Queen of the Damned (R)
Don't kid yourself when you flush seven bucks on Queen of the Damned. You're there for one reason: to see the undead Aaliyah in full diva divinity portraying an unearthly presence who was obviously snatched away by the Gods when they got a load of her looking like Isis in that heavily bedazzled tiara and scanty little sports bra from the Xena set. The movie itself is duly shruggable. -- Noel Black

Carmike 10, Chapel Hills, Cinemark 16, Tinseltown

Return to Neverland (G)
Peter Pan returns to battle Captain Hook after he kidnaps the daughter of Wendy in this Disney sequel. -- not reviewed

Carmike 10, Chapel Hills, Cinemark 16, Tinseltown

Super Troopers (R)
Whether or not you'll like Super Troopers will depend upon a number of factors: Are you now, or have you ever been, a stoner? Are you now, or have you ever been, a frat boy? Do you think fat jokes are funny? Are you white? Do you think drunken brawls are funny? Have you ever hazed someone? Are you between the ages of 12 and 25? And most importantly, are you male?

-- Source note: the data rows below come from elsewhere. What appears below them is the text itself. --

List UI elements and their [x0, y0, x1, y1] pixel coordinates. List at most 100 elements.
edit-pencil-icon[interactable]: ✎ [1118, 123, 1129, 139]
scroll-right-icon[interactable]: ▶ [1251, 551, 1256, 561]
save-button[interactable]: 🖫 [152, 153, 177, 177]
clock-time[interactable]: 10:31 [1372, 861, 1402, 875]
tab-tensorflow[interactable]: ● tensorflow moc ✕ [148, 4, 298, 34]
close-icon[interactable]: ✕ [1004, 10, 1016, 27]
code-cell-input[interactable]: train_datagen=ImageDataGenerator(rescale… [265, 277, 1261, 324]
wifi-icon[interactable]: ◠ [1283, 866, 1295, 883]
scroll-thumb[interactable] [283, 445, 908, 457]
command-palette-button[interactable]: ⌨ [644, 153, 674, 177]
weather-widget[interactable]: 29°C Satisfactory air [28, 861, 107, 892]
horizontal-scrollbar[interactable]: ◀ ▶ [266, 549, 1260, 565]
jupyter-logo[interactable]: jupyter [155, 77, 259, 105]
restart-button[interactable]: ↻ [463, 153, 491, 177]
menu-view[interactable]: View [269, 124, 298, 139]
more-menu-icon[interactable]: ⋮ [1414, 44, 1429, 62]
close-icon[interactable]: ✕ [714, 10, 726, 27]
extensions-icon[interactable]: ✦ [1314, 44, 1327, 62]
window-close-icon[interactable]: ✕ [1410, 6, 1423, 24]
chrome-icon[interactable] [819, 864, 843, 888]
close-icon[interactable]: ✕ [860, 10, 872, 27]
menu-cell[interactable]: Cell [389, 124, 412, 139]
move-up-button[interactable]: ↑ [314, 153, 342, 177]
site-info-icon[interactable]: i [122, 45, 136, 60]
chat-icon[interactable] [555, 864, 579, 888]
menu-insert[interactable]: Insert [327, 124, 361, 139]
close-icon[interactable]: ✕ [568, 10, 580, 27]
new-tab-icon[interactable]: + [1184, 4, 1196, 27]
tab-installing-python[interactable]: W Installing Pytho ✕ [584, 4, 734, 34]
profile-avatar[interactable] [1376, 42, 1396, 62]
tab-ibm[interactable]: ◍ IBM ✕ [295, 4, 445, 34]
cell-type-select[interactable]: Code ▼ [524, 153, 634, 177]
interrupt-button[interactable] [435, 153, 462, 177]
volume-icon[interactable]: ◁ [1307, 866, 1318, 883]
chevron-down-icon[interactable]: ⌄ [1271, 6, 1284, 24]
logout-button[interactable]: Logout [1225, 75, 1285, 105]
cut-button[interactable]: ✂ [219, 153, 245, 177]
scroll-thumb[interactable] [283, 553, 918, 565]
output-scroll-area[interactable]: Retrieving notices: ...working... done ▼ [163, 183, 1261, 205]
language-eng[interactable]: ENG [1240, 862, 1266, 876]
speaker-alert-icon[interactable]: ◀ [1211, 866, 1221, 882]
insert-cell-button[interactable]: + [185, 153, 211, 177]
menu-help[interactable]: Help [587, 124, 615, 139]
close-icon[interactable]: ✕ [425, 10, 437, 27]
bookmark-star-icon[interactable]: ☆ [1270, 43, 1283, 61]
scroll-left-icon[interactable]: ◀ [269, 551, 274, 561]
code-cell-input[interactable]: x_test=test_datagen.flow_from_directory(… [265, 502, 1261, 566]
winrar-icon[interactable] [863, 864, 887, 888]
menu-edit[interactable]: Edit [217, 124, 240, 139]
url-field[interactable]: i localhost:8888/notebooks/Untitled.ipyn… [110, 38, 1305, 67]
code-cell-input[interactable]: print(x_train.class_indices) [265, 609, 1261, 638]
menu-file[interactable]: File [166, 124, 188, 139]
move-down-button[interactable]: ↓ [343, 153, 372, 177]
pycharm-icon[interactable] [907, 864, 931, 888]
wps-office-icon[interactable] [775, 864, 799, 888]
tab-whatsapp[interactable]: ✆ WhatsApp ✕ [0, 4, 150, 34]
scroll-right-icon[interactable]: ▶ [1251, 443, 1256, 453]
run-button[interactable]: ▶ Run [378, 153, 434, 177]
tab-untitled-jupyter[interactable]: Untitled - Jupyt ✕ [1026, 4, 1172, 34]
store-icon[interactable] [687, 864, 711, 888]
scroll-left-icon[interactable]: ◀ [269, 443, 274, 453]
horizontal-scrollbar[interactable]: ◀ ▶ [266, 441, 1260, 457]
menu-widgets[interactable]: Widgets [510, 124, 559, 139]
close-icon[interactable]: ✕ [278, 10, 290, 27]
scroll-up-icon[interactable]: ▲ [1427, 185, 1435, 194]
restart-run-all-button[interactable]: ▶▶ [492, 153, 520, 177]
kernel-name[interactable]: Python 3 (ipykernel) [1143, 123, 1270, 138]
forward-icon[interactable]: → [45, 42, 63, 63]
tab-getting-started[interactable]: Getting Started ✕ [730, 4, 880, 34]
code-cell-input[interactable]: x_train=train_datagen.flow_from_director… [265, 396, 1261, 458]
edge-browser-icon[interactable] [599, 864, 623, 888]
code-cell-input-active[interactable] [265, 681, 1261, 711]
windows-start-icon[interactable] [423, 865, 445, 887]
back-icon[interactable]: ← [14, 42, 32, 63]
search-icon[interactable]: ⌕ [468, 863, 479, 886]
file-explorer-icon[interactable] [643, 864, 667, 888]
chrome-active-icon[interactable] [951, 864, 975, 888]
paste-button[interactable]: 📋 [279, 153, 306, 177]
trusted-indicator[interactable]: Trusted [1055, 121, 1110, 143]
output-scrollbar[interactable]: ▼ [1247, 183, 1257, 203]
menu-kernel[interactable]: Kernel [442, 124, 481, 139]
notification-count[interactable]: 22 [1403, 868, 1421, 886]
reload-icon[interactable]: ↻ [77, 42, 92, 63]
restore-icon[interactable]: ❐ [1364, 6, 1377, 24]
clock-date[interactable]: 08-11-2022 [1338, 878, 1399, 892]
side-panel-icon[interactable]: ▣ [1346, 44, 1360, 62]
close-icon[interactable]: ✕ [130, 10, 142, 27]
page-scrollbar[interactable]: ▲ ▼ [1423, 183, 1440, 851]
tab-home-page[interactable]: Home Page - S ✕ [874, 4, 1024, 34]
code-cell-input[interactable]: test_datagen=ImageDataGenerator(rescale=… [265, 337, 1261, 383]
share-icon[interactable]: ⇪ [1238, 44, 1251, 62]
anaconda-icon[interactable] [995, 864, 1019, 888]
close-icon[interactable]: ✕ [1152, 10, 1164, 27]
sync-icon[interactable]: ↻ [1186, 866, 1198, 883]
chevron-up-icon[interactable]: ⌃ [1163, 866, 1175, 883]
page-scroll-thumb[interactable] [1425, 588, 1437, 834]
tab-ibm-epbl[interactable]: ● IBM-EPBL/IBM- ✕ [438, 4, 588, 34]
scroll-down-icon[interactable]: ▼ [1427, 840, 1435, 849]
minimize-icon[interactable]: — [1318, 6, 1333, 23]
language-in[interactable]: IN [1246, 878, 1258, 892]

If you answered "yes" to two of the above questions, chances are about 50-50 that you'll find this film amusing. If you answered "yes" to all of the above, you are guaranteed to split your sides laughing. If you answered "no" to most of the above, stay far, far away. -- Andrea Lucard

Cinemark 16, Tinseltown

We Were Soldiers (R)
The true story of 450 U.S. soldiers, early in the Vietnam War, who became surrounded by 2,000 North Vietnamese in the Ia Drang Valley, in what became the first major battle of the extended conflict. Starring Mel Gibson Sam Elliott, Clark Gregg, Greg Kinnear. -- not reviewed

Carmike 10, Chapel Hills, Cinemark 16, Tinseltown

  • Our reviewers' recommendations for films showing on Colorado Springs area screens.